D’autres activités en perspective

Et pour qu’il en soit ainsi, il faut bien s’occuper des plants mis en terre. Dans ce sens, les populations bénéficiaires devront s’investir à travers notamment l’arrosage en saison sèche. Et l’APAF, à en croire Yves Bertran, va continuer à faire des missions de suivi une fois par mois. Quant à la Coopérative, confie son président, elle fera passer régulièrement une équipe pour voir l’état des plants, et procéder éventuellement au remplacement des plants défaillants.
Signalons que cette opération de reboisement intervient dans le cadre d’une série d’activités initiées par l’ONG ARM au profit du site d’orpaillage qu’abrite le village de Gombélédougou. Un site fermé comme tous les autres, en cette période de saison pluvieuse.

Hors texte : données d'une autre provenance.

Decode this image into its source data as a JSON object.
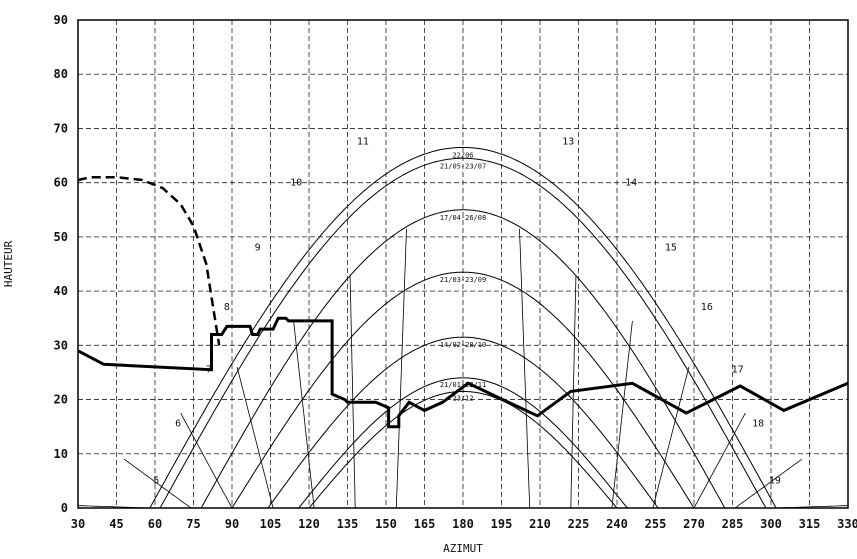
{
  "chart_data": {
    "type": "line",
    "xlabel": "AZIMUT",
    "ylabel": "HAUTEUR",
    "xlim": [
      30,
      330
    ],
    "ylim": [
      0,
      90
    ],
    "x_ticks": [
      30,
      45,
      60,
      75,
      90,
      105,
      120,
      135,
      150,
      165,
      180,
      195,
      210,
      225,
      240,
      255,
      270,
      285,
      300,
      315,
      330
    ],
    "y_ticks": [
      0,
      10,
      20,
      30,
      40,
      50,
      60,
      70,
      80,
      90
    ],
    "x_tick_labels": [
      "30",
      "45",
      "60",
      "75",
      "90",
      "105",
      "120",
      "135",
      "150",
      "165",
      "180",
      "195",
      "210",
      "225",
      "240",
      "255",
      "270",
      "285",
      "300",
      "315",
      "330"
    ],
    "y_tick_labels": [
      "0",
      "10",
      "20",
      "30",
      "40",
      "50",
      "60",
      "70",
      "80",
      "90"
    ],
    "grid": true,
    "sun_paths": [
      {
        "label": "22/06",
        "max": 66.5,
        "halfwidth": 122
      },
      {
        "label": "21/05-23/07",
        "max": 64.5,
        "halfwidth": 118
      },
      {
        "label": "17/04-26/08",
        "max": 55.0,
        "halfwidth": 102
      },
      {
        "label": "21/03-23/09",
        "max": 43.5,
        "halfwidth": 90
      },
      {
        "label": "14/02-28/10",
        "max": 31.5,
        "halfwidth": 76
      },
      {
        "label": "21/01-22/11",
        "max": 24.0,
        "halfwidth": 64
      },
      {
        "label": "23/12",
        "max": 21.5,
        "halfwidth": 60
      }
    ],
    "hour_labels": [
      {
        "text": "5",
        "x": 60.5,
        "y": 4.5
      },
      {
        "text": "6",
        "x": 69,
        "y": 15
      },
      {
        "text": "7",
        "x": 81,
        "y": 25
      },
      {
        "text": "8",
        "x": 88,
        "y": 36.5
      },
      {
        "text": "9",
        "x": 100,
        "y": 47.5
      },
      {
        "text": "10",
        "x": 115,
        "y": 59.5
      },
      {
        "text": "11",
        "x": 141,
        "y": 67
      },
      {
        "text": "13",
        "x": 221,
        "y": 67
      },
      {
        "text": "14",
        "x": 245.5,
        "y": 59.5
      },
      {
        "text": "15",
        "x": 261,
        "y": 47.5
      },
      {
        "text": "16",
        "x": 275,
        "y": 36.5
      },
      {
        "text": "17",
        "x": 287,
        "y": 25
      },
      {
        "text": "18",
        "x": 295,
        "y": 15
      },
      {
        "text": "19",
        "x": 301.5,
        "y": 4.5
      }
    ],
    "series": [
      {
        "style": "solid-bold",
        "x": [
          30,
          40,
          82,
          82,
          86,
          88,
          97,
          98,
          100,
          101,
          106,
          108,
          111,
          112,
          113,
          125,
          129,
          129,
          134,
          135,
          146,
          151,
          151,
          155,
          155,
          159,
          165,
          172,
          182,
          209,
          222,
          246,
          267,
          288,
          305,
          330
        ],
        "y": [
          29,
          26.5,
          25.5,
          32,
          32,
          33.5,
          33.5,
          32,
          32,
          33,
          33,
          35,
          35,
          34.5,
          34.5,
          34.5,
          34.5,
          21,
          20,
          19.5,
          19.5,
          18.5,
          15,
          15,
          17,
          19.5,
          18,
          19.5,
          23,
          17,
          21.5,
          23,
          17.5,
          22.5,
          18,
          23
        ]
      },
      {
        "style": "dashed-bold",
        "x": [
          30,
          35,
          45,
          55,
          63,
          70,
          75,
          80,
          83,
          85
        ],
        "y": [
          60.5,
          61,
          61,
          60.5,
          59,
          56,
          52,
          45,
          36,
          30
        ]
      }
    ]
  }
}
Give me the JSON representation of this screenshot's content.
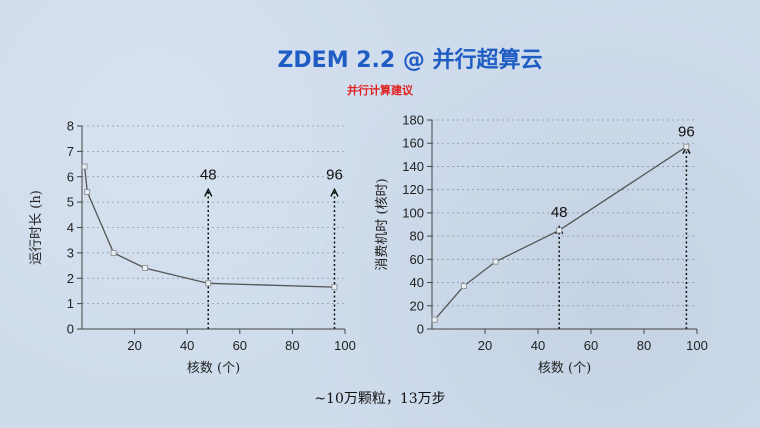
{
  "title": "ZDEM 2.2 @ 并行超算云",
  "subtitle": "并行计算建议",
  "caption": "~10万颗粒，13万步",
  "colors": {
    "title": "#1f5cc4",
    "subtitle": "#e02020",
    "line": "#555555",
    "grid": "#8a97a8"
  },
  "chart_data": [
    {
      "type": "line",
      "xlabel": "核数 (个)",
      "ylabel": "运行时长 (h)",
      "xlim": [
        0,
        100
      ],
      "ylim": [
        0,
        8
      ],
      "xticks": [
        20,
        40,
        60,
        80,
        100
      ],
      "yticks": [
        0,
        1,
        2,
        3,
        4,
        5,
        6,
        7,
        8
      ],
      "grid": "horizontal-dotted",
      "series": [
        {
          "x": [
            1,
            2,
            12,
            24,
            48,
            96
          ],
          "y": [
            6.4,
            5.4,
            3.0,
            2.4,
            1.8,
            1.65
          ]
        }
      ],
      "annotations": [
        {
          "x": 48,
          "label": "48",
          "arrow_top_y": 5.5
        },
        {
          "x": 96,
          "label": "96",
          "arrow_top_y": 5.5
        }
      ]
    },
    {
      "type": "line",
      "xlabel": "核数 (个)",
      "ylabel": "消费机时 (核时)",
      "xlim": [
        0,
        100
      ],
      "ylim": [
        0,
        180
      ],
      "xticks": [
        20,
        40,
        60,
        80,
        100
      ],
      "yticks": [
        0,
        20,
        40,
        60,
        80,
        100,
        120,
        140,
        160,
        180
      ],
      "grid": "horizontal-dotted",
      "series": [
        {
          "x": [
            1,
            12,
            24,
            48,
            96
          ],
          "y": [
            8,
            37,
            58,
            85,
            157
          ]
        }
      ],
      "annotations": [
        {
          "x": 48,
          "label": "48",
          "arrow_top_y": 88
        },
        {
          "x": 96,
          "label": "96",
          "arrow_top_y": 157
        }
      ]
    }
  ]
}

A sa réouverture, promet Yves Bertran, l’accent sera mis sur sa réhabilitation, sur l’abandon du mercure, sur l’encadrement du travail des enfants en son sein, sur l’implication des femmes dans les activités de la Coopérative, sur la commercialisation de l’or. L’objectif majeur de l’ONG étant de faire en sorte que le site ait « la certification de sa production aurifère ».